How many 4-digit pin codes are there?

Decision: in fact, to solve the problem, it is enough to know the rules of combinatorics: you can choose the first digit of the pin code in ways and ways - the second digit of the pin code and in as many ways - a third and as many - the fourth. Thus, according to the rule of multiplication of combinations, a four-digit pin code can be composed: in ways.

And now with the formula. By condition, we are offered a set of numbers, from which numbers are selected and placed in a certain order, while the numbers in the sample can be repeated (i.e. any digit of the original set can be used an arbitrary number of times). According to the formula for the number of placements with repetitions:

Answer: 10000

What comes to mind here ... ... if the ATM "eats" the card after the third unsuccessful attempt to enter the pin code, then the chances of picking it up at random are very illusory.

And who said that there is no practical sense in combinatorics? A cognitive task for all readers of the site:

Problem 17

According to the state standard, a car license plate consists of 3 numbers and 3 letters. In this case, a number with three zeros is not allowed, and the letters are selected from the set A, B, E, K, M, H, O, R, C, T, U, X (only those Cyrillic letters are used, the spelling of which matches the Latin letters).

How many different license plates can be composed for a region?

Not so, by the way, and a lot. In large regions, this number is not enough, and therefore for them there are several codes for the inscription RUS.

Solution and answer at the end of the lesson. Don't forget to use the rules of combinatorics ;-) …I wanted to brag about being exclusive, but it turned out to be not exclusive =) I looked at Wikipedia - there are calculations there, however, without comments. Although for educational purposes, probably, few people solved it.

Our fascinating lesson has come to an end, and in the end I want to say that you did not waste your time - for the reason that combinatorics formulas find another vital practical application: they are found in various tasks on probability theory,
and in tasks on the classical definition of probability- especially often

Thank you all for your active participation and see you soon!

Solutions and answers:

Task 2: Decision: find the number of all possible permutations of 4 cards:

When a card with a zero is in 1st place, the number becomes three-digit, so these combinations should be excluded. Let zero be in the 1st place, then the remaining 3 digits in the least significant digits can be rearranged in ways.
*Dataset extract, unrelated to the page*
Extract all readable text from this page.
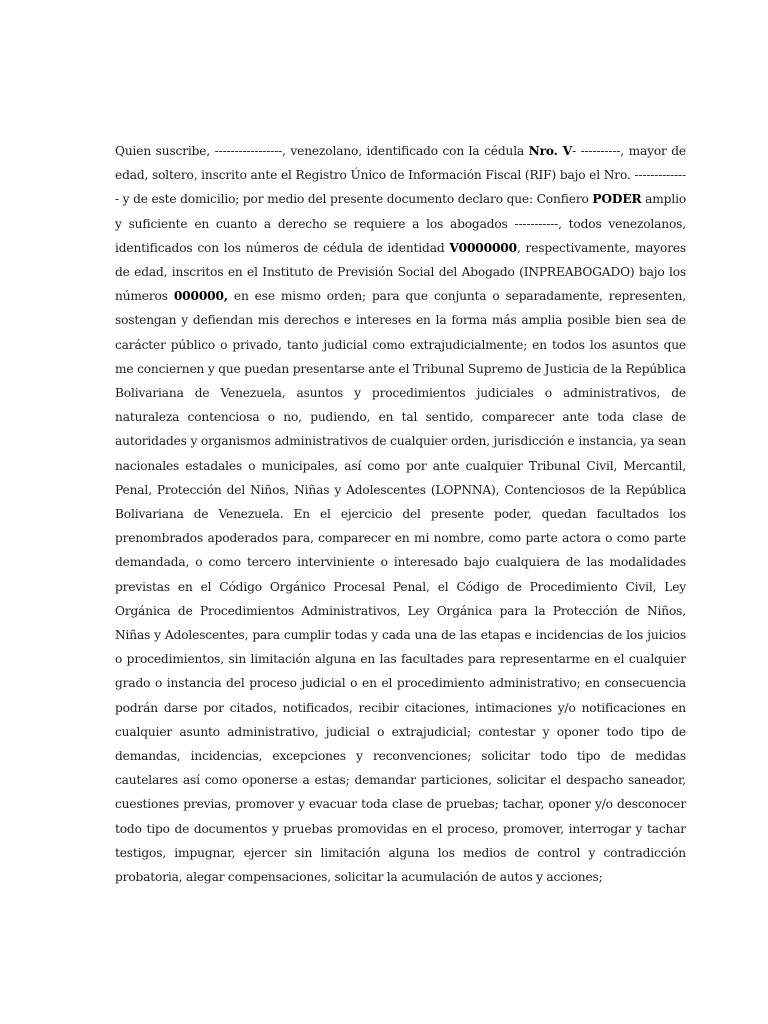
Quien suscribe, -----------------, venezolano, identificado con la cédula Nro. V- ----------, mayor de edad, soltero, inscrito ante el Registro Único de Información Fiscal (RIF) bajo el Nro. -------------- y de este domicilio; por medio del presente documento declaro que: Confiero PODER amplio y suficiente en cuanto a derecho se requiere a los abogados -----------, todos venezolanos, identificados con los números de cédula de identidad V0000000, respectivamente, mayores de edad, inscritos en el Instituto de Previsión Social del Abogado (INPREABOGADO) bajo los números 000000, en ese mismo orden; para que conjunta o separadamente, representen, sostengan y defiendan mis derechos e intereses en la forma más amplia posible bien sea de carácter público o privado, tanto judicial como extrajudicialmente; en todos los asuntos que me conciernen y que puedan presentarse ante el Tribunal Supremo de Justicia de la República Bolivariana de Venezuela, asuntos y procedimientos judiciales o administrativos, de naturaleza contenciosa o no, pudiendo, en tal sentido, comparecer ante toda clase de autoridades y organismos administrativos de cualquier orden, jurisdicción e instancia, ya sean nacionales estadales o municipales, así como por ante cualquier Tribunal Civil, Mercantil, Penal, Protección del Niños, Niñas y Adolescentes (LOPNNA), Contenciosos de la República Bolivariana de Venezuela. En el ejercicio del presente poder, quedan facultados los prenombrados apoderados para, comparecer en mi nombre, como parte actora o como parte demandada, o como tercero interviniente o interesado bajo cualquiera de las modalidades previstas en el Código Orgánico Procesal Penal, el Código de Procedimiento Civil, Ley Orgánica de Procedimientos Administrativos, Ley Orgánica para la Protección de Niños, Niñas y Adolescentes, para cumplir todas y cada una de las etapas e incidencias de los juicios o procedimientos, sin limitación alguna en las facultades para representarme en el cualquier grado o instancia del proceso judicial o en el procedimiento administrativo; en consecuencia podrán darse por citados, notificados, recibir citaciones, intimaciones y/o notificaciones en cualquier asunto administrativo, judicial o extrajudicial; contestar y oponer todo tipo de demandas, incidencias, excepciones y reconvenciones; solicitar todo tipo de medidas cautelares así como oponerse a estas; demandar particiones, solicitar el despacho saneador, cuestiones previas, promover y evacuar toda clase de pruebas; tachar, oponer y/o desconocer todo tipo de documentos y pruebas promovidas en el proceso, promover, interrogar y tachar testigos, impugnar, ejercer sin limitación alguna los medios de control y contradicción probatoria, alegar compensaciones, solicitar la acumulación de autos y acciones;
Note : because there are few cards, it is easy to list all such options here:
0579
0597
0759
0795
0957
0975

Thus, from the proposed set, you can make:
24 - 6 = 18 four-digit numbers
Answer : 18

Task 4: Decision: 3 cards can be selected from 36 ways.
Answer : 7140

Task 6: Decision: ways.
Another solution : ways you can select two people from the group and and
2) The “cheapest” set contains 3 ruble coins, and the most “expensive” set contains 3 ten-ruble coins.

Task 17: Decision: ways you can make a digital combination of a license plate, while one of them (000) should be excluded:.
ways you can make a letter combination of a car number.
According to the rule of multiplication of combinations, everything can be composed:
car numbers
(each digital combination combined with each letter combination).
Answer : 1726272

To make it easier to navigate the material, I will add the content of this topic:

Introduction. Sets and selections.

In this topic, we will consider the basic concepts of combinatorics: permutations, combinations and placements. Let's find out their essence and formulas by which you can find their number.

To get started, we need some background information. Let's start with such a fundamental mathematical concept as a set. The concept of a set was described in detail in the topic "The concept of a set. Methods for specifying sets" .

A very short story about the multitude: show/hide

In short, a set is a collection of objects. Sets are written in curly brackets. The order in which the elements are written does not matter; repetition of elements is not allowed. For example, the set of digits of the number 11115555999 will be: $\(1,5,9 \)$. The set of consonant letters in the word "tiger cub" is as follows: $\(t, r, r, n, k\)$. The notation $5\in A$ means that element 5 belongs to the set $A=\(1,5,9 \)$. The number of elements in a finite set is called power of this set and are denoted by $|A|$. For example, for a set $A=\(1,5,9 \)$ containing 3 elements, we have: $|A|=3$.

Let us consider some non-empty finite set $U$, the cardinality of which is equal to $n$, $|U|=n$ (that is, the set $U$ has $n$ elements). Let us introduce such a concept as sample(some authors call it a tuple). By a sample of size $k$ of $n$ elements (abbreviated as $(n,k)$-selection) we mean a set of elements $(a_1, a_2,\ldots, a_k)$, where $a_i\in U$. A selection is said to be ordered if the order of the elements is specified in it. Two ordered samples that differ only in the order of the elements are distinct. If the order of the elements of the sample is not significant, then the sample is called unordered.

Notice that the selection definition doesn't say anything about item repetitions. Unlike set elements, selection elements can be repeated.

For example, consider the set $U=\(a,b,c,d,e\)$. The set $U$ contains 5 elements, i.e. $|U|=5$. A sample without repetitions could be: $(a,b,c)$. This sample contains 3 elements, i.e. the size of this sample is 3. In other words, this is a $(5,3)$-sample.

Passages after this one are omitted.